Introduction The incidence of UC in Cardiff has been reported previously between 1968–87. 1 ,2 The incidence of ulcerative colitis is generally regarded as having changed little for some time although some studies have reported increases and reductions over time.

Methods To report the incidence of UC and indeterminate colitis (IC) in Cardiff between 1988–2007.

Pathology database was searched for patients with UC and IC using the following SNOMED codes: colon, inflammation and UC. The patients were included in the incidence study if there was definite histological diagnosis of UC along with corroborative endoscopic findings as described by Lennard-Jones3 and were Cardiff residents at diagnosis (1988–2007). Patients were categorised as IC if they had features of IBD but no definitive diagnosis of either UC or CD on histology.

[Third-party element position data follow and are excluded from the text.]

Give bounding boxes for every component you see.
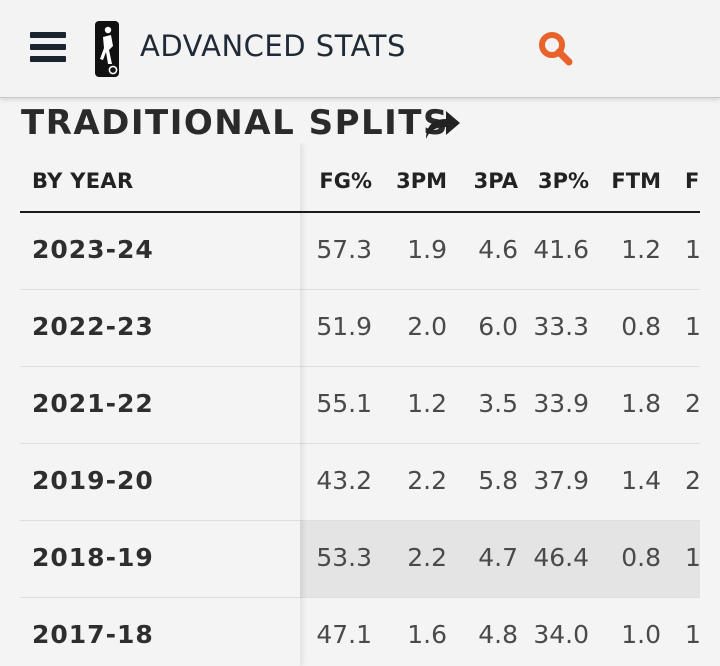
year-cell: 2021-22 [32, 389, 154, 418]
year-cell: 2018-19 [32, 543, 154, 572]
table-row: 47.1 1.6 4.8 34.0 1.0 1 [300, 598, 700, 666]
table-row: 53.3 2.2 4.7 46.4 0.8 1 [300, 521, 700, 598]
stat-cell: 2.2 [407, 543, 447, 572]
stat-cell: 43.2 [316, 466, 372, 495]
stat-cell: 2.2 [407, 466, 447, 495]
column-header[interactable]: 3PM [396, 169, 447, 193]
stat-cell: 41.6 [533, 235, 589, 264]
app-header: ADVANCED STATS [0, 0, 720, 98]
stat-cell: 53.3 [316, 543, 372, 572]
stat-cell: 1 [685, 235, 700, 264]
section-title: TRADITIONAL SPLITS [21, 103, 449, 143]
stat-cell: 5.8 [478, 466, 518, 495]
share-arrow-icon[interactable] [422, 107, 462, 141]
table-row: 2022-23 [20, 290, 300, 367]
stat-cell: 55.1 [316, 389, 372, 418]
stat-cell: 1.0 [621, 620, 661, 649]
column-header[interactable]: 3PA [473, 169, 518, 193]
table-row: 2018-19 [20, 521, 300, 598]
by-year-header: BY YEAR [32, 169, 134, 193]
stat-cell: 1 [685, 620, 700, 649]
table-row: 51.9 2.0 6.0 33.3 0.8 1 [300, 290, 700, 367]
table-header-row: FG% 3PM 3PA 3P% FTM F [300, 143, 700, 213]
stat-cell: 47.1 [316, 620, 372, 649]
year-cell: 2019-20 [32, 466, 154, 495]
year-cell: 2023-24 [32, 235, 154, 264]
stat-cell: 2 [685, 389, 700, 418]
stat-cell: 46.4 [533, 543, 589, 572]
stat-cell: 1.4 [621, 466, 661, 495]
stat-cell: 33.3 [533, 312, 589, 341]
stats-table: BY YEAR 2023-24 2022-23 2021-22 2019-20 … [20, 143, 700, 666]
stat-cell: 34.0 [533, 620, 589, 649]
stat-cell: 2 [685, 466, 700, 495]
stat-cell: 0.8 [621, 543, 661, 572]
stat-cell: 57.3 [316, 235, 372, 264]
table-row: 2023-24 [20, 213, 300, 290]
search-icon[interactable] [535, 28, 575, 68]
stats-scroll-area[interactable]: FG% 3PM 3PA 3P% FTM F 57.3 1.9 4.6 41.6 … [300, 143, 700, 666]
column-header[interactable]: FTM [611, 169, 661, 193]
league-logo-icon[interactable] [94, 20, 120, 78]
stat-cell: 4.8 [478, 620, 518, 649]
stat-cell: 0.8 [621, 312, 661, 341]
table-row: 55.1 1.2 3.5 33.9 1.8 2 [300, 367, 700, 444]
column-header[interactable]: FG% [319, 169, 372, 193]
table-row: 2021-22 [20, 367, 300, 444]
stat-cell: 1 [685, 312, 700, 341]
year-column: BY YEAR 2023-24 2022-23 2021-22 2019-20 … [20, 143, 300, 666]
stat-cell: 33.9 [533, 389, 589, 418]
stat-cell: 51.9 [316, 312, 372, 341]
stat-cell: 3.5 [478, 389, 518, 418]
table-row: 2019-20 [20, 444, 300, 521]
stat-cell: 1 [685, 543, 700, 572]
year-cell: 2022-23 [32, 312, 154, 341]
table-row: 57.3 1.9 4.6 41.6 1.2 1 [300, 213, 700, 290]
stat-cell: 1.2 [407, 389, 447, 418]
table-row: 2017-18 [20, 598, 300, 666]
column-header[interactable]: 3P% [537, 169, 589, 193]
stat-cell: 1.6 [407, 620, 447, 649]
stat-cell: 2.0 [407, 312, 447, 341]
stat-cell: 1.2 [621, 235, 661, 264]
stat-cell: 1.8 [621, 389, 661, 418]
hamburger-menu-icon[interactable] [30, 32, 66, 62]
stat-cell: 1.9 [407, 235, 447, 264]
stat-cell: 4.7 [478, 543, 518, 572]
stat-cell: 37.9 [533, 466, 589, 495]
year-cell: 2017-18 [32, 620, 154, 649]
table-header-row: BY YEAR [20, 143, 300, 213]
stat-cell: 6.0 [478, 312, 518, 341]
header-title: ADVANCED STATS [140, 29, 406, 63]
table-row: 43.2 2.2 5.8 37.9 1.4 2 [300, 444, 700, 521]
column-header[interactable]: F [685, 169, 700, 193]
stat-cell: 4.6 [478, 235, 518, 264]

Results 8340 pathology reports were reviewed and 453 UC and 51 IC patients were identified between 1988–2007. Incidence rates were age and sex corrected to England and Wales population of 2001. Population of Cardiff was 293 600 in 1991 and 305 353 in 2001. 206 UC cases identified in 1988–1997 (corrected incidence=7.01 cases/100 000, 95% CI 6 to 8) and 247 cases between 1998–2007 (corrected incidence=7.96 cases/ 100 000, 95% CI 7 to 9). M: F ratio was 1.2:1 and median age at diagnosis was 35.5 (1988–1997) and 34 (1998–2007). Disease distribution at diagnosis was proctitis (35%), distal colitis (38%) and total colitis (27%) in the entire cohort. Percentage of UC patients were smokers at diagnosis. The corrected incidence of IC for 1988–1997 was 0.94 cases/100 000 (95% CI 0.5 to 1.5) and 0.71 cases/100 000 (95% CI 0.5 to 1.5) for 1998–2007. The comparative crude incidence rates for UC for the period 1968–2007 are shown in Abstract 039.

Abstract PTU-039

UC crude incidence rate (1968–2007)

Conclusion This study shows the incidence of UC is rising in Cardiff in parallel with a small increase in Crohns incidence4 and there is a small decrease in IC incidence rate. Also the incidence of Crohns in Cardiff has shown a small increase.